Moriarty received a phone call while he was at home Saturday. A police officer was calling to ask if everything was alright. Then the assemblyman was told that someone had anonymously called to report a shooting at the home, Arstechnica reports. Next, he was told to describe his clothing and step outside, and when he did, he was confronted with a crowd of police officers wearing flak jackets and helmets and bearing rifles.

“The minute I walked out the door — I was still on the phone with the dispatch person — I said, ‘I think I’ve just been swatted,” Moriarty told NJ.com, per Arstechnica.

So how does swatting work?

The Urban Dictionary describes swatting as a prank played out on the Internet. Someone finds your address, either through the person’s IP or because their name and location is known. They make an anonymous phone call to 911 and report a fake emergency.

Celebrities like Ashton Kutcher and Miley Cyrus have also been swatted, and it’s a dangerous game, The Daily Beast reports.

Patrick Frey, a Los Angeles Deputy District Attorney, blogs about his conservative political views, and he believes he was targeted last summer because of writing about a convicted bomber. He received an email threat, and then a week later, a man spoofed his telephone and called 911 pretending to be him and saying he had just killed his wife. The next thing he knew, the Los Angeles County Sheriff’s Office dispatched a SWAT team to his home, and that, according to The Daily Beast, is just what the caller had intended. Frey was handcuffed and sitting in a patrol car and his wife was dragged out of bed by deputies while their kids slept.

“It’s a very dangerous situation, and I think it’s a miracle that nobody’s been killed yet,” Frey told The Daily Beast. “I had police officers pointing guns at me; my cellphone was in my hand. If they had thought I was armed and dangerous, I was one finger-pull of the trigger of losing my life that night. It was very scary. It seemed like it was designed to cause us the potential for being shot and killed.”

Moriarty has called for steeper penalties for so-called “swatters” because of the October incident and another incident in which a New Jersey game store was very nearly victimized by a particularly dangerous swatting in March. As it stands, current penalties for false police reports only go as far as probation, he noted, per Arstechnica. His bill heightens these penalties, adding both incarceration and a fine of up to $150,000.
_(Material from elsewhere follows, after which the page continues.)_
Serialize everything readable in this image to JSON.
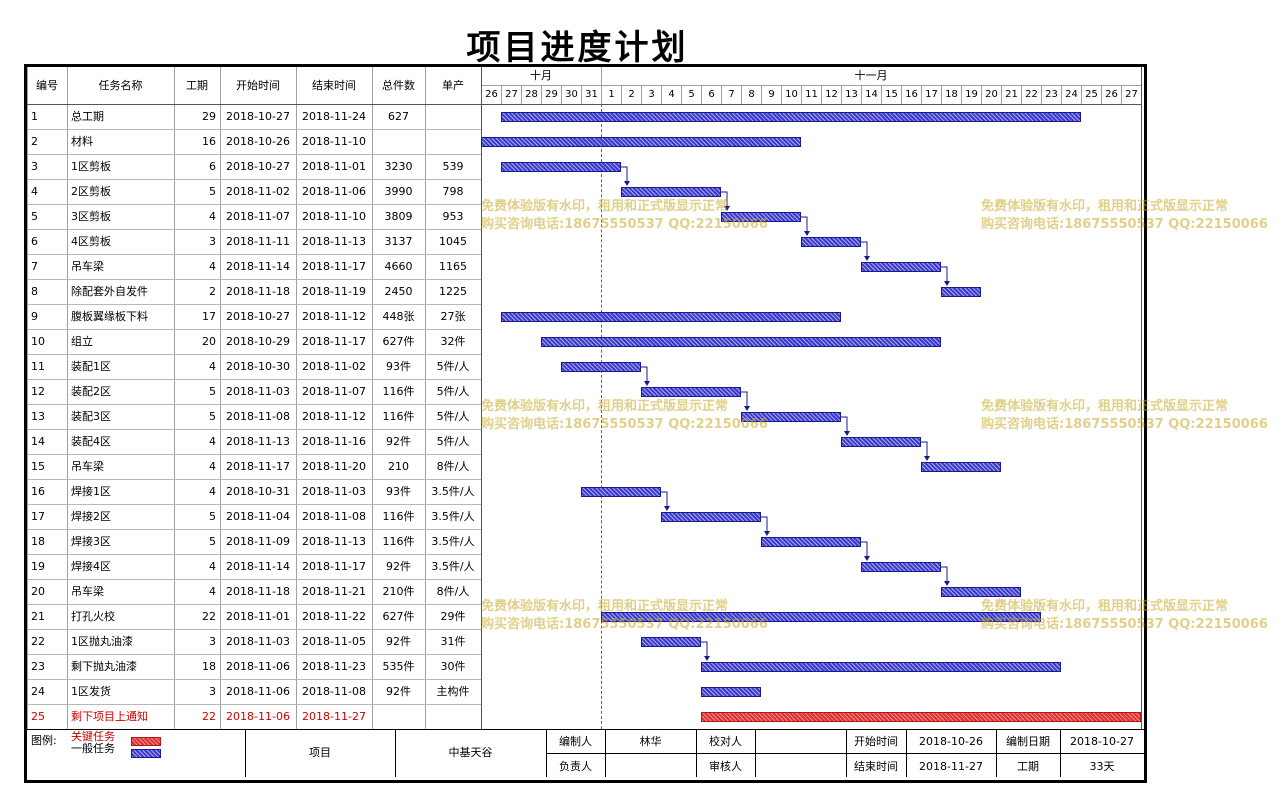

“If you are calling out the SWAT team, and they show up, guns blazing, at some innocent person’s home, and they end up having to break the door down, I think you should go to jail for that,” he told NJ.com. “You’re putting lots of people in danger.”

Moriarty, the former mayor of Washington Township, said he knew most of the police who showed up at his house, including the chief. He found out that the department had dealt with at least one other similar call in the past 24 hours.

“I’m thinking someone read about the bill and some sick, evil person thought it would be funny to send the police to my house on one of these false reports,” he said.

“If this is a practical joke, it’s not funny because someone is going to get seriously hurt or perhaps killed in one of these engagements that can go very, very wrong,” Moriarty said, per NJ.com. “It’s never fun to walk out your front door and have shotguns aimed at your house.”

This also hasn’t deterred Moriarty from the path, and he said the bill is tentatively scheduled for a May hearing in an Assembly committee.

Along with the hefty fine, swatters could be sentenced to prison terms as long as five to ten years. They would also be liable for the costs incurred by police and first responders summoned to a hoax call.

The bill (A3877) upgrades the level of crime any time it “involves a false report or warning of an impending bombing, hostage situation,, or person armed with a firearm or other deadly weapon capable of producing death or serious bodily injury,” the text of the bill says, NJ.com reports.